What Techeye has in mind isn’t in the Bible under “Reasons Gomorrah Got the Holy Slap Down.” We’re referring to the awkward timing of this column. On the one hand, it’s too close to Christmas to be of much use as gift inspiration, unless you’re like us, procrastinating until the last minute then running around for presents like a kid who’s been freebasing chocolate.

On the other hand, there’s never been a particularly strong demand for “New Year’s Eve” gadget guides. And January’s Consumer Electronics Show is distant enough that the media blitz has not yet begun and fresh info on 2012’s coolest new toys is difficult to come by.

So here’s the deal: most of the items here are left over from previous columns. They’re things which somehow didn’t fit and, anyway, you can’t buy yet. Not exactly the dregs of Tech Eye, but not exactly not the dregs either.

Let’s start with the Little Printer from BERG Cloud (bergcloud.com), a picture of which has been sitting on our computer desktop for weeks, staring creepily out at us and generally plaguing our dreams until it came down to a choice: write about the damned thing or hack the computer to death with an axe. The former solution seemed less costly.

Its maker describes the Little Printer thusly: “It’s like having your own printing press, newspaper and a dog to fetch it for you, all in your front room.” We’ll add a couple of other descriptors: quirky, cute, inedible, not extremely useful. It can print birthday reminders, daily puzzles, “publications” (specialized RSS streams, basically), to-do lists and so on. It might make a nice analog-y source of info for technophobes, except that you need a degree of technical proficiency to set it up. And the average person able to set up a Little Printer is presumably happy enough using, say, a smartphone.

Perhaps we’re being hasty. The device is still in the alpha testing phase, with the beta phase and pre-orders scheduled to begin in 2012. Plenty of time left to come up with a raison d’žtre. Or not.

Then there’s the T1132N, which sounds like the love-child of a Terminator robot and Robert Duvall (in George Lucas’ first film, of course). Sadly, it’s not quite that awesome.


Courtesy of Gigabyte

The T1132N is actually a hybrid notebook/tablet computer from Gigabyte (gigabyte.com), a company which made its name with motherboards for gaming computers but has quietly branched into more complicated products. The firm’s latest boasts an Intel Core i5-2467M processor, an NVIDIA GeForce GT520M 1GB graphics card and an 11.6-inch touchscreen. There’s also an “exclusive rotatable docking station” for when your T1132N just wants to sit and spin.
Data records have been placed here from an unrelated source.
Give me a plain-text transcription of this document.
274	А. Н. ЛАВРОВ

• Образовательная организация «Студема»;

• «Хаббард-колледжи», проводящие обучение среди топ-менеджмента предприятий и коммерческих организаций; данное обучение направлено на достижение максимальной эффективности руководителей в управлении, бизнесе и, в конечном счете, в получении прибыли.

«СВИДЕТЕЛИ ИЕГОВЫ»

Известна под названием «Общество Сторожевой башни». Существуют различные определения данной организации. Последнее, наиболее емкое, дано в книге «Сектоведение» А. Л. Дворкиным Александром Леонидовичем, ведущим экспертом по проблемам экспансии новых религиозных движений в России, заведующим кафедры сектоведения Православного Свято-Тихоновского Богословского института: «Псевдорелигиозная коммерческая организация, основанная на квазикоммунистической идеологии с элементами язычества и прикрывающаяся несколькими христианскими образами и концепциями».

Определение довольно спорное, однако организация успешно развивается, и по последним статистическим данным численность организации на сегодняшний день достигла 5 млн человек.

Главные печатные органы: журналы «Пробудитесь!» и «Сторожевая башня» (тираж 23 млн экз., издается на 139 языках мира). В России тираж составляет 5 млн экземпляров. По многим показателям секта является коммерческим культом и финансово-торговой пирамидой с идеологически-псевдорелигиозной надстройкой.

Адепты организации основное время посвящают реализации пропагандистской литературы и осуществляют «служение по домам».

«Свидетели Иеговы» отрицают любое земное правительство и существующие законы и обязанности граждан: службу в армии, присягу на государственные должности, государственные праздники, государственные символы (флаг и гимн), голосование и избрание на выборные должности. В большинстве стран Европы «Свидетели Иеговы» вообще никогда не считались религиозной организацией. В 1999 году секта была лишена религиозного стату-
As it hasn’t hit the market yet and Gigabyte is keeping quiet, there’s no pricing info yet. But somewhere between $1,200 and the price of a homicidal robot is probably a good guess.

Speaking of which, the last item on Techeye’s agenda represents the latest step in Man’s quest to create artificial life which will some day arrive at the perfectly rational decision that the extinction of Man is in everyone’s best interest. Even so, the Nao Next Gen is so adorable that it’s hard to be mad at it. In fact, we want one right Nao.

The Nao Next Gen
Courtesy of Aldebaran Robotics

Sorry, that was lame. Anyway, there’s little chance of us getting our grubby, freebased-chocolate-covered hands on one. The Nao Next Gen is only for geeky types at the moment – to get one you have to join Aldebaran’s Developer Program, which involves paying a couple thousand dollars, presumably making some kind of intellectual contribution and generally suckling at the teat of nerdliness.

Unfortunately Techeye is financially and intellectually destitute, and too out of shape to impress anyone with an overcompensatingly heroic feat of teat-sucklage. Which is a shame, because the Nao Next Gen is pretty cool. It stands 23-inches tall, is equipped with an Intel Atom 1.6ghz CPU and has a vocal-recognition program called Nuance which Aldebaran seems quite proud of.

There’s also “fall manager” software, which helps protect Nao’s sensitive bits when it falls, but most exciting, in our opinion, is the “fist-bump” functionality. This is the first time we’ve ever seen anybody look less natural at the fist bump than us.

And that, Dear Readers, is the kind of awkward which Techeye can appreciate.